7. S. Gumhold and Klei, "Compression of discrete multiresolution models", Technical Report WSI-98-1, Wilhelm-Schickard-Institut für Informatik, University of Tübingen, Germany, January 1998.
8. J. Snoeyink and M. Kreveld. "Linear-Time
Reconstruction of Delaunay Triangulations with
Applications".
Proc. European Symposium on Algorithms, 1997.
Their method can be seen as a form of geometry compression and progressive
expansion. Using their method, the structure of a terrain model can be
encoded in a permutation of the points, and can be reconstructed incrementally
in linear time.
9. J. Lengyel.
"Compression
of Time-Dependent Geometry", ACM 1999 Symposium on Interactive 3D Graphics.
This Paper presents a new view of time- dependent geometry as a streaming
media type and presents new techniques for taking advantage of the large
amount of coherence in time.
10. Hugues Hoppe.
"Progressive
Meshes". Proc. Siggraph 1996, pp. 99-108.
This paper presents the progressive mesh (PM) representation, a new
scheme for stroing and transmitting arbitrary triangle meshes. This is
a lossless, continuous-resolution representation, and it addresses several
practical problems in graphics: smooth geomorphing of level-of-detail approximations,
progressive transmission, mesh compression, and selective refinement.
11. Andrei Khodakovsky, Peter Schröder, Wim Sweldens. "Progressive
Geometry Compression". Accepted by Siggraph 2000.
They propose a new progressive compression scheme for arbitrary topology,
highly detailed and densely sampled meshes arising from geometry scanning.

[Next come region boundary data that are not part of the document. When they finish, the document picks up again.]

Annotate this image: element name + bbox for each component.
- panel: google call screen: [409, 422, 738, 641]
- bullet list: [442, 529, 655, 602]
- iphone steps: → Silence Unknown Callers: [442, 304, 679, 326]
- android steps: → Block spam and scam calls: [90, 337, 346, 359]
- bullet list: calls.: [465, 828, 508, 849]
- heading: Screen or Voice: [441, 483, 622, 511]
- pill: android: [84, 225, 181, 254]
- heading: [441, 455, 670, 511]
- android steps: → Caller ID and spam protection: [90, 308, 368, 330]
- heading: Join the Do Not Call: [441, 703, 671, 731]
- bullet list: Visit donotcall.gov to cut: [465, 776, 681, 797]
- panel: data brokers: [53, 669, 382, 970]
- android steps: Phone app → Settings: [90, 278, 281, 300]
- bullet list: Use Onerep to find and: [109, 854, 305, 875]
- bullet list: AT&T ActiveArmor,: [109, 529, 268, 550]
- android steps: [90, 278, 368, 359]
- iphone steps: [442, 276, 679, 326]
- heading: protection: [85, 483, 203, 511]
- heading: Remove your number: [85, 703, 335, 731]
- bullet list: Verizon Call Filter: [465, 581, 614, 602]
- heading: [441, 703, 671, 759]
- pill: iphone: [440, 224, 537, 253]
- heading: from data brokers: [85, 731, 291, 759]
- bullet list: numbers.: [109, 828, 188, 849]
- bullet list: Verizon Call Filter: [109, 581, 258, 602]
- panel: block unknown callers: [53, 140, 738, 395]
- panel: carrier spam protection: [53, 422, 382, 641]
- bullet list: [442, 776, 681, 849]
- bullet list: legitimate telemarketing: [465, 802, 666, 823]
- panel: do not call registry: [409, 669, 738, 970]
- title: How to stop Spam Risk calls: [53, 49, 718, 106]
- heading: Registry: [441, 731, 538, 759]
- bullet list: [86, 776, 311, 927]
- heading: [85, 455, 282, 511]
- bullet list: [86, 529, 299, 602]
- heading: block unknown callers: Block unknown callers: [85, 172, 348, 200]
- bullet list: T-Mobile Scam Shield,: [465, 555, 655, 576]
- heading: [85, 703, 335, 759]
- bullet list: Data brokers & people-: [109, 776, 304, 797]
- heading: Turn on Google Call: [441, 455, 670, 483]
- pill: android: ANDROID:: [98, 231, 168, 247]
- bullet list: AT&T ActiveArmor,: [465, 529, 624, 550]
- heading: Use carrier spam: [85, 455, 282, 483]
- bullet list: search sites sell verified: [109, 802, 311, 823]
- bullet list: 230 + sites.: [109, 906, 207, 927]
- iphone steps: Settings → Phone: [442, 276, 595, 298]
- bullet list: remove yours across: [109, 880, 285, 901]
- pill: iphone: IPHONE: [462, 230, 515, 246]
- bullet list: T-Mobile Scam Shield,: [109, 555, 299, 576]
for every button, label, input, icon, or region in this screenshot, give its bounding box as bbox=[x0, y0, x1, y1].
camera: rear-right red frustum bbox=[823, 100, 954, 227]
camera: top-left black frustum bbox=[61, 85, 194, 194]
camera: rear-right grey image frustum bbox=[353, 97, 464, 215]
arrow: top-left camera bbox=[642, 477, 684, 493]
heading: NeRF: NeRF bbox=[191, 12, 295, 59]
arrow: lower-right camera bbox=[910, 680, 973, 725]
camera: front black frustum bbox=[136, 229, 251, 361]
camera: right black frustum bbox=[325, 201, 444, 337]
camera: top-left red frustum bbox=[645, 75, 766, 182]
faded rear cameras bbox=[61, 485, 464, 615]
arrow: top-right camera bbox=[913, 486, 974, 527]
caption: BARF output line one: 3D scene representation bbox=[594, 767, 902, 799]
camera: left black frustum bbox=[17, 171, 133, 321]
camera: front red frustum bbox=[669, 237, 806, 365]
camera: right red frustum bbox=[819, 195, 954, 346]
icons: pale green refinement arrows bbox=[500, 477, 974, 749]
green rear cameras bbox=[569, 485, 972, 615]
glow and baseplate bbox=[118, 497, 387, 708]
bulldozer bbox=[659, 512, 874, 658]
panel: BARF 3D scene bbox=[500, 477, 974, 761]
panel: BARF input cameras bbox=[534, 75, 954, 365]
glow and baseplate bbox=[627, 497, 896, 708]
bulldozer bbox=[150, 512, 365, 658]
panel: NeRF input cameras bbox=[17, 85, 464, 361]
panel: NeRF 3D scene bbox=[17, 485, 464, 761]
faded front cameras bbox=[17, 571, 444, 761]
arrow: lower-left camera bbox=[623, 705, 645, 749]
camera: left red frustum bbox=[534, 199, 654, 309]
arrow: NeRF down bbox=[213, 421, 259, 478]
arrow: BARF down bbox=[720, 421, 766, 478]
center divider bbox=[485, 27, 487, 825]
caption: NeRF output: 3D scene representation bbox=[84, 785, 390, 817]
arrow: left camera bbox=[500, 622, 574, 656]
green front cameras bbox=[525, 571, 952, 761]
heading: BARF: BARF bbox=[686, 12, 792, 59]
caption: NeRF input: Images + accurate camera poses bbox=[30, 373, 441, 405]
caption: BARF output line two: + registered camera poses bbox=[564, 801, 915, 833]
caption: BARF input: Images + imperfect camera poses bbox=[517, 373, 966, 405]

They observe that meshes consist of three distinct components: geometry,
parameter, and connectivity information. The latter two do not contribute
to the reduction of error in a compression setting. Using semi-regular
meshes, parameter and connectivity information can be virtually eliminated.
Coupled with semi-regular wavelet transforms, zerotree coding, and subdivision
based reconstruction they see improvements in error by a factor four (12dB)
compared to other progressive coding schemes.